The Warrant is exercisable by GACP at any time from the Issuance Date until the later of (i) the third anniversary of the Issuance
Date and (ii) the date on which all obligations under the Credit Agreement have been satisfied in full. The Warrant may be redeemed
for $0.0001 per Warrant Share, at the sole discretion of the Company, at any time after the six (6) month anniversary of the Issuance
Date if the closing sales price of the Company’s common stock equals or exceeds $5.00 per share on each of 20 trading days
within any 30 trading day period ending on the third trading day prior to the date on which the Company provides a notice of redemption.
GACP has certain piggy-back registration rights as set forth in the Warrant with respect to the Warrant Shares to be issued upon
exercise of the Warrant. After the six month anniversary of the Issuance Date, GACP can exercise the Warrant using a “cashless
exercise” feature to the extent that GACP exercises the Warrant for a number of Warrant Shares in excess of the number Warrant
Shares that have been registered for resale under the Securities Act of 1933, as amended, in accordance with the terms of the
Warrant.
As
additional consideration for the Term Loan under the Credit Agreement, on April 9, 2018 the Company also entered into an agreement
(the “
Additional Warrants Agreement
”) with GACP, pursuant to which the Company agreed that if the Company,
at any time after the Closing and prior to the satisfaction of all outstanding obligations under the Credit Agreement, requests
for GACP to provide debt financing for the acquisition of a company or operating business by the Company or its subsidiaries,
and GACP or its affiliates provide all of the debt financing for such acquisition, the Company will issue to GACP a warrant to
purchase 200,000 shares of the Company’s common stock (an “
Additional Warrant
”) upon the closing of such
debt-financing, with such Additional Warrant in substantially the same form as the Warrant.
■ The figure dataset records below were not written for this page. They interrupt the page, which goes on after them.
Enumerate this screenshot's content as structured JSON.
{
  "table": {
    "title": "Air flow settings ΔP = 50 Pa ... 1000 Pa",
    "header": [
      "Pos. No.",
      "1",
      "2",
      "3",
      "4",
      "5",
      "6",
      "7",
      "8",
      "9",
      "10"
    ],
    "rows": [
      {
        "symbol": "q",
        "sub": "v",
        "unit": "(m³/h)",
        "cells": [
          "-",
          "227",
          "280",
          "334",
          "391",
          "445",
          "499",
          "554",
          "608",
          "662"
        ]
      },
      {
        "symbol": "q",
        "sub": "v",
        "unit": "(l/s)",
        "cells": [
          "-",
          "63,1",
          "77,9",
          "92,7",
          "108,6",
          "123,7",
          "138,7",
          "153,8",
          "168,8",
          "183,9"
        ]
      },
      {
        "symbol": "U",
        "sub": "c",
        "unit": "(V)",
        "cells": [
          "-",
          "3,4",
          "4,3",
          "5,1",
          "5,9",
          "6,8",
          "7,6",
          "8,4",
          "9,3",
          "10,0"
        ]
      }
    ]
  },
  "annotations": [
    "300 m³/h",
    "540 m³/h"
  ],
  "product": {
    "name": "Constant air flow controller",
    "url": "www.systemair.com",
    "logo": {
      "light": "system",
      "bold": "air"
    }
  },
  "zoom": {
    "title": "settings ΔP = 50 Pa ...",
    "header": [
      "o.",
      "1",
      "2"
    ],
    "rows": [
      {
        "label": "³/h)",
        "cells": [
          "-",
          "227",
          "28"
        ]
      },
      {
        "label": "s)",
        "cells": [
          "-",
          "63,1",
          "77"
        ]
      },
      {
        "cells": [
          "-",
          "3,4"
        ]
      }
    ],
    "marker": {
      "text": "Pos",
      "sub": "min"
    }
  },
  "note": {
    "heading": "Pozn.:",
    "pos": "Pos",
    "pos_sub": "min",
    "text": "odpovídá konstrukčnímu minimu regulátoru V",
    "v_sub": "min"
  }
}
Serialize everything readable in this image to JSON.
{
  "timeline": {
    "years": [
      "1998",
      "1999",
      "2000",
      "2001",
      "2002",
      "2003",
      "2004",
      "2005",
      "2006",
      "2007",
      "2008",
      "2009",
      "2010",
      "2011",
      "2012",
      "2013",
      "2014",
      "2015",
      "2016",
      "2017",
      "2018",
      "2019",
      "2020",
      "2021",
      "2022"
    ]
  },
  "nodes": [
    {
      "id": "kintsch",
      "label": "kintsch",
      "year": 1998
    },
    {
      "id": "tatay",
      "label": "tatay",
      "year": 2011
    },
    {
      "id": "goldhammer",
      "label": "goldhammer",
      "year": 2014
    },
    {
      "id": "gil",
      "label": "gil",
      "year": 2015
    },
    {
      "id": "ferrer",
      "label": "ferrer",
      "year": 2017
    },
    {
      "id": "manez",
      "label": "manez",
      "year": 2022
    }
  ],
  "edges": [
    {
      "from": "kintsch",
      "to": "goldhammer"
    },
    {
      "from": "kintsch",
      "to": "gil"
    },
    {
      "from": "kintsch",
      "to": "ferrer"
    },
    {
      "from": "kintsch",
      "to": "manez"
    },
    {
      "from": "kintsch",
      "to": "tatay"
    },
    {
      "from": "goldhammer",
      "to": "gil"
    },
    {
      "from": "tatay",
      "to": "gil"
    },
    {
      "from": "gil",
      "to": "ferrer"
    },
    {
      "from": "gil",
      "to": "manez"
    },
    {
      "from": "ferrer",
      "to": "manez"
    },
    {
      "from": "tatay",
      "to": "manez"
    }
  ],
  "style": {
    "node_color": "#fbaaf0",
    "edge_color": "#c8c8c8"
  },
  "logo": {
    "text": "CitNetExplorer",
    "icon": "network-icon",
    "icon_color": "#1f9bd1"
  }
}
The Additional Warrants Agreement
requires the Company to issue an Additional Warrant for each such acquisition for which the debt is financed by GACP or its affiliates,
up to a maximum of four Additional Warrants. The exercise price of the Additional Warrants, if issued, will be $0.30 per share
for the first Additional Warrant, $0.35 per share for the second Additional Warrant, $0.40 per share for the third Additional
Warrant and $0.45 per share for the fourth Additional Warrant, with the number of shares and exercise price subject to adjustment
as set forth in the Additional Warrants Agreement and the Additional Warrant.
The
foregoing descriptions of the Memorandum of Sale, Credit Agreement, the Warrant and the Additional Warrants Agreement do not purport
to be complete and are qualified in their entirety by reference to complete text of the Memorandum of Sale, the Credit Agreement,
the Warrant and the Additional Warrants Agreement, copies of which are filed hereto as Exhibits 2.1, 10.1, 10.2 and 10.3, respectively.